# New Pike Fisher!



## trackmagic (Sep 14, 2007)

I just move to Coeur d'Alene Idaho and am trying to take advantage of all the local lakes while I am here for the year. I do not have a boat so have been fishing from docks on Hayden Lake.

I am using an Ugly Stik 7' Medium action Rod with a Pflueger President 10pd/120yd reel. It was my bass rod and I don't have money for a new setup so I am going to try an make it work.

For lures I am using black and yellow spinnerbaits with silver flashers, huskyjerk rapala, and a white/red daredevil.

The area I am fishing is pretty weedy. My buddy caught a 20" pike off the dock the other night after 2 hours with a spinnerbait but I haven't had any luck.

Any advice?


----------



## waterwolf (Oct 15, 2003)

> Any advice?


Try something a little more weedless until the weeds die off this fall.

A johnson silver spoon, a skirted jig with a weed guard tipped with a minnow, or some type of spinner bait that has hair instead of plastic.

Try different retrieves, mix it up, change the times your fishing.

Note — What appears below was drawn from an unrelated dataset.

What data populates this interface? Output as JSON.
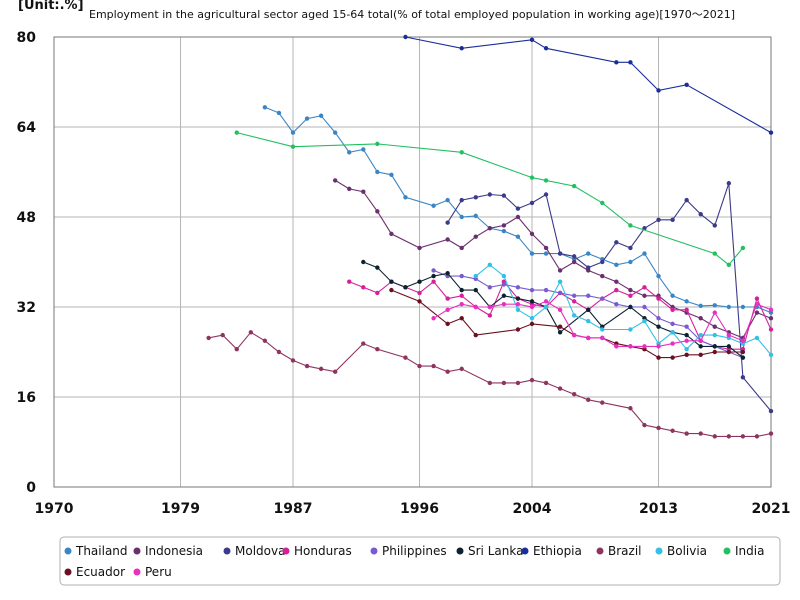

Good luck, that's a nice area you landed in.


----------



## trackmagic (Sep 14, 2007)

Thanks, I will try that out this week and report back.


----------



## Stonegoblet (Jun 24, 2007)

waterwolf said:


> > Any advice?
> 
> 
> Try something a little more weedless until the weeds die off this fall.
> ...


 :withstupid: That kinda sounds like something I read in one of Ray Bergman's books. He's a great fishing author.


----------



## finhooker (Mar 19, 2008)

take advantage of that area man!

How much space is between the surface of the water to the weeds?

If weeds are 1-2 ft to the surface, throw a popper over that and work some magic.

If you got a little more depth between the surface and the weeds, try some bright colored spinners (white, orange, etc...) and run them straight over the weed beds.

Good luck!


----------